% ARdemo.m - Time series prediction demonstration
% 
% call tsgenf.m, autocorr.m
% then perform prediction using
% (a) auto-regressive method
% (b) TDNN method
%
% copyright (C) 2000 by Yu Hen Hu
% created: 4/12/2000
% modified: 10/28/2001 add time seris analysis, 
%                      AR model is updated
% modified: 10/7/2005 add titles to figure 2, no pause

clear all,clf
% generate time series data
nmax=1000; %   length of time series
nr=950;    %   length of this sequence used for training
nstep=1;   %   n step prediction
nlag=3;    %   # of past samples used for prediction 
disp('****************************')
disp(['Generate a time series of ' int2str(nmax) ' points.'])
disp(['Use the first ' int2str(nr) ' points for training, and'])
disp(['last ' int2str(nmax-nr) ' points for testing'])
disp(['Use ' int2str(nstep) '-step prediction based on past ' int2str(nlag) ' samples.'])
disp('****************************')
disp('0: AR(1) time series (default)')
disp('1: logistic time series')
disp('2: rounding time series')
tstype=input('Enter your choice: ');
if isempty(tstype), tstype=0; end

[x0,train,test]=tsgenf(nmax,nr,tstype,nstep,nlag);
% x0 is the time series
% train is nr-nlag-nstep+1 by nlag+1,  test is nmax-nr by nlag + 1
%
% test= [x(nmax-nlag-nstep+1)     x(nmax-nstep) |        x(nmax)]
%       [                     ...               |      x(nmax-1)]
%       [x(nr-nlag-nstep+2)   ... x(nr-nstep+1) |        x(nr+1)]
%
% train=[x(nr-nlag-nstep+1)   ... x(nr-nstep)   |        x(nr)  ]
%       [x(nr-nlag-nstep)     ... x(nr-nstep-1) |       x(nr-1) ]
%       [                     ...               |               ]
%       [x(1)      x(2)       ... x(nlag)       |  x(nlag+nstep)]
%

% **************************
% analyzing the time series
% **************************

xmean=mean(x0);
x=x0-xmean; % make x zero mean
rxx=autocorr(x,50); % compute the first 50 auto-correlation lags
figure(1),clf,subplot(211),plot([1:nmax],x)
switch tstype
case 0, title('AR(1) time series')
case 1, title('Logistic time series')
case 2, title('Rounding time series')
end
subplot(212),stem([0:49],rxx),title('auto-correlation lags')

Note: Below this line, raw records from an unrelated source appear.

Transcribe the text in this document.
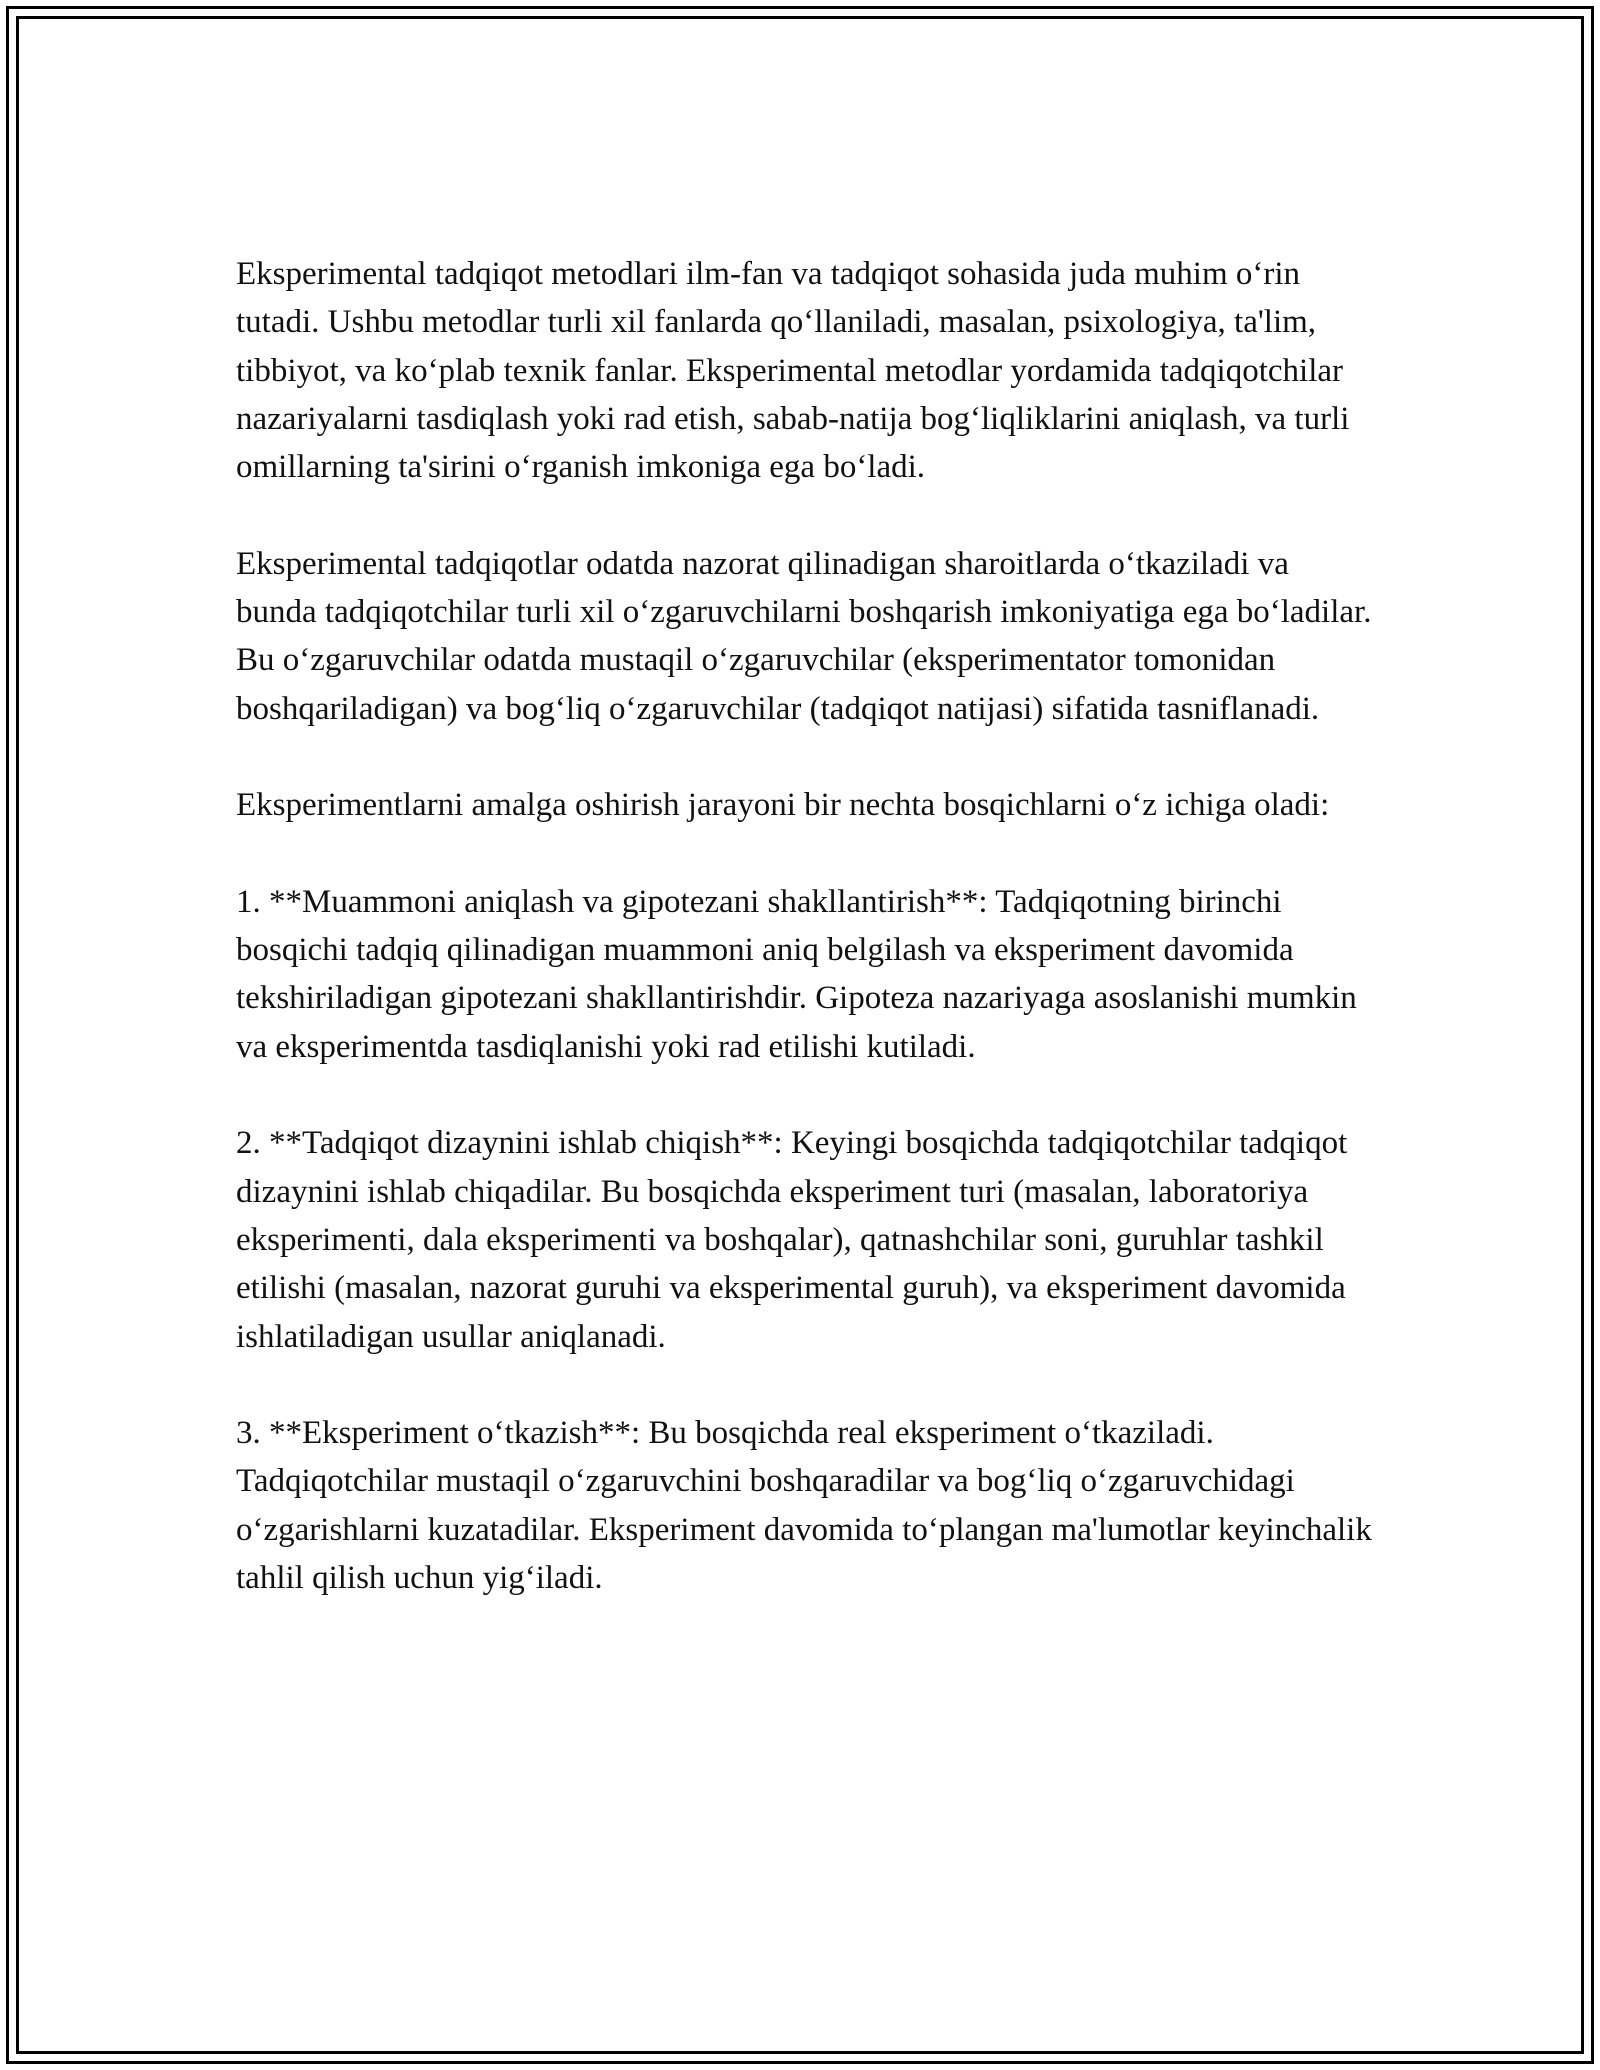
Eksperimental tadqiqot metodlari ilm-fan va tadqiqot sohasida juda muhim o‘rin tutadi. Ushbu metodlar turli xil fanlarda qo‘llaniladi, masalan, psixologiya, ta'lim, tibbiyot, va ko‘plab texnik fanlar. Eksperimental metodlar yordamida tadqiqotchilar nazariyalarni tasdiqlash yoki rad etish, sabab-natija bog‘liqliklarini aniqlash, va turli omillarning ta'sirini o‘rganish imkoniga ega bo‘ladi.

Eksperimental tadqiqotlar odatda nazorat qilinadigan sharoitlarda o‘tkaziladi va bunda tadqiqotchilar turli xil o‘zgaruvchilarni boshqarish imkoniyatiga ega bo‘ladilar. Bu o‘zgaruvchilar odatda mustaqil o‘zgaruvchilar (eksperimentator tomonidan boshqariladigan) va bog‘liq o‘zgaruvchilar (tadqiqot natijasi) sifatida tasniflanadi.

Eksperimentlarni amalga oshirish jarayoni bir nechta bosqichlarni o‘z ichiga oladi:

1. **Muammoni aniqlash va gipotezani shakllantirish**: Tadqiqotning birinchi bosqichi tadqiq qilinadigan muammoni aniq belgilash va eksperiment davomida tekshiriladigan gipotezani shakllantirishdir. Gipoteza nazariyaga asoslanishi mumkin va eksperimentda tasdiqlanishi yoki rad etilishi kutiladi.

2. **Tadqiqot dizaynini ishlab chiqish**: Keyingi bosqichda tadqiqotchilar tadqiqot dizaynini ishlab chiqadilar. Bu bosqichda eksperiment turi (masalan, laboratoriya eksperimenti, dala eksperimenti va boshqalar), qatnashchilar soni, guruhlar tashkil etilishi (masalan, nazorat guruhi va eksperimental guruh), va eksperiment davomida ishlatiladigan usullar aniqlanadi.

3. **Eksperiment o‘tkazish**: Bu bosqichda real eksperiment o‘tkaziladi. Tadqiqotchilar mustaqil o‘zgaruvchini boshqaradilar va bog‘liq o‘zgaruvchidagi o‘zgarishlarni kuzatadilar. Eksperiment davomida to‘plangan ma'lumotlar keyinchalik tahlil qilish uchun yig‘iladi.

% disp('Press any key to continue ...');pause

% **************************
% auto-regressive method   *
% **************************
a0=levinson(rxx(1:nlag+1),nlag+1);  % a row vector, a(1)=1
a=fliplr(-a0(2:nlag+1)); % filter coefficients a=[-a(nlag) -a(nlag-1) ... -a(1)]
% the reverse of the order is because the train file is organized 
% that each row is [x(n-nlag) x(n-nlag+1) ... x(n-1)]

dap=train(:,1:nlag)*a';     % AR model training set fitting result
tap=test(:,1:nlag)*a';      % AR model nstep prediction results
lag=test(1,1:nlag);   % last nlag of training data
for i=1:length(tap), % recursive prediction using only last nlag training data!
   tr(i)=lag*a';  % i-th prediction
   lag=[lag(2:nlag) tr(i)];
end
figure(2),subplot(211),plot([nlag+1:nr],train(:,nlag+1),'g-',...
   [nlag+1:nr],dap,'b:')
legend('original','training out'), title('training set input vs output')
figure(2),subplot(212),plot([nr+1:nmax],test(:,nlag+1),'g:d',...
   [nr+1:nmax],tap,'r-.',...
   [nr+1:nmax],tr,'b-.'), 
legend('target output','one-step prediction','recursive prediction')
title('testing set input vs output');